The fact is that Lord of the Rings is apolitical, to a huge degree. I suspect there are several reasons for this. One has to do with Tolkien’s background as a scholar: the stories he pays tribute to in his building of Middle Earth, including Beowulf, pay little heed to the world of politics. Even set as they are in the courts of kings, these stories primarily focus on the advancement of story, especially the clearing away of monsters, so that society can thrive. It’s worth noting that Tolkien, the man who brought Beowulf back to respectability, argued in his great essay “Beowulf: The Monsters and the Critics” that those who bemoaned the story’s lack of political detail completely missed the point of the tale.
The other important reason, though, is that Tolkien seems to agree with Nietzsche’s assertion in Twilight of the Idols that a fascination with politics can only come at the expense of culture. Tolkien is a cultural anthropologist par excellence, building nuance and depth into his depictions of the various races of Middle Earth. He loves the language and songs and stories and habits and beliefs that constitute each culture, and he has the wisdom to realize that fleshing out politics would only detract from these emphases. Indeed, the non-human races in Middle Earth themselves seem heavily apolitical, even quasi-anarchical. Both the elves and hobbits have societies arranged along lines of social, not political, agreement. Meanwhile he does not shy away from the implication that, for humans, political arrangement is a must (that is true also of the dwarves, who seem closer in their character to humans than the other races). That seems to be the point in the idea of one age passing away and another, the age of humans, taking its place. Gone forever is a world free of politics, where societies may concentrate on what makes life really worth living. This is part and parcel with Tolkien’s environmentalism, which privileges communion with nature at the expense of technological entanglement.

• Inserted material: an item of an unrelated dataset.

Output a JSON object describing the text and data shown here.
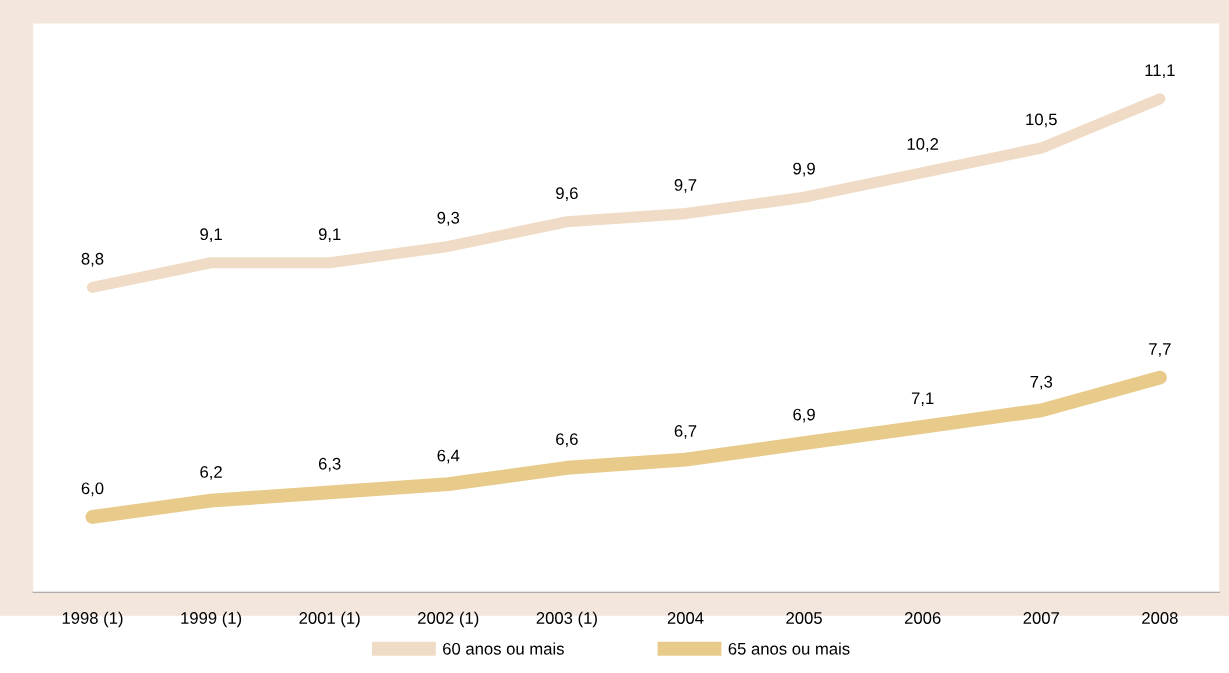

To Martin, however, this is a flaw in Tolkien’s writing, and he associates what he sees as “good leader = good people” mechanics in Tolkien (not actually accurate) with Medieval political philosophy (not even in the same neighborhood. Seriously, has he read even a scrap of Medieval political philosophy???). We tend to agree with Martin, living as we do in a society where increasingly the only bonds we have with our neighbor are imposed bonds of political structure, not natural bonds of culture. Therefore we associate politics (and its inevitable grime) with true maturity, with growing up and abandoning the things of youth. But maybe Tolkien points us to a better way, one forgotten and unwalkable by us, perhaps, but still haunting in its vision of what the world could be. That’s not immaturity or naivete – it’s true poetic vision.

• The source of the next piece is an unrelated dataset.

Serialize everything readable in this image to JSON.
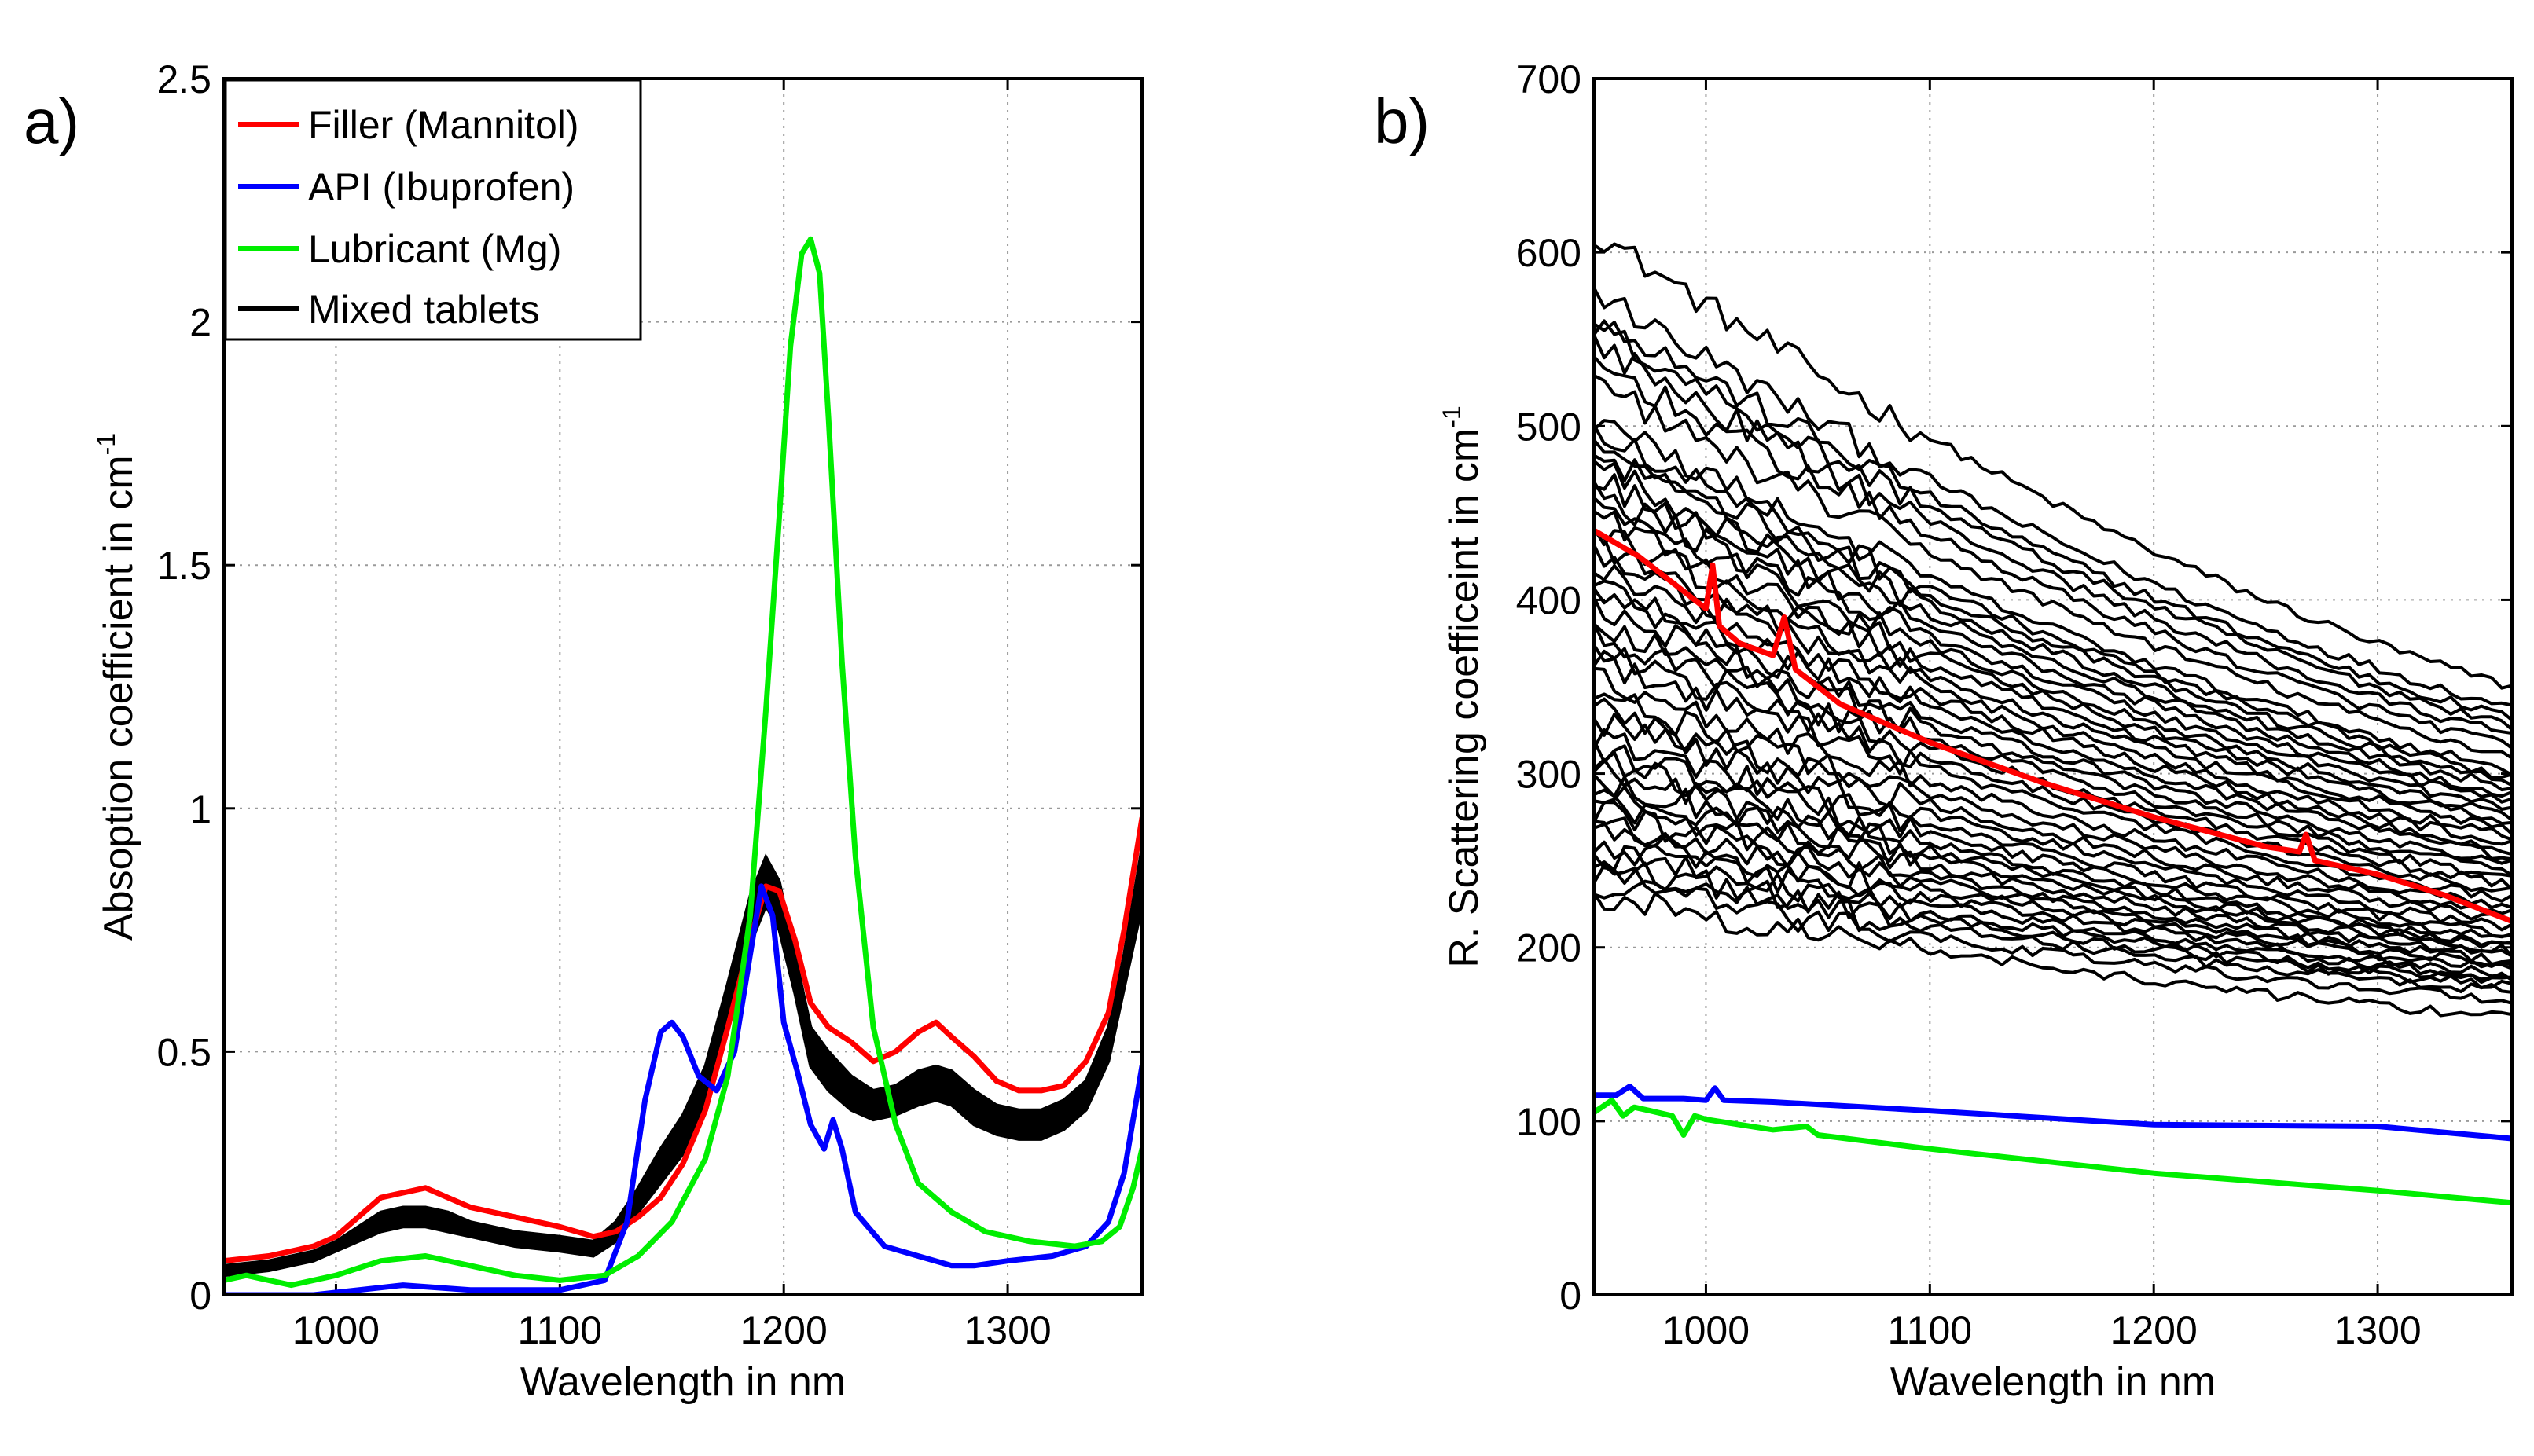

I firmly believe there is room for both Tolkien’s and Martin’s vision of what fantasy literature can do. Of course, I also think one of Tolkien’s contemporaries did a much better job than Martin of fleshing out the political implications of his world while maintaining a mature, humanistic vision of life: I speak of course of T.H. White and his masterpiece The Once and Future King, which is almost the equal of Lord of the Rings. Nevertheless I’m glad Martin and his books exist, even if they push my buttons at times. I just wish we could abandon the rhetoric that we must take one author’s work as puerile escapism while embracing the other’s as REALLY. SERIOUS. STUFF.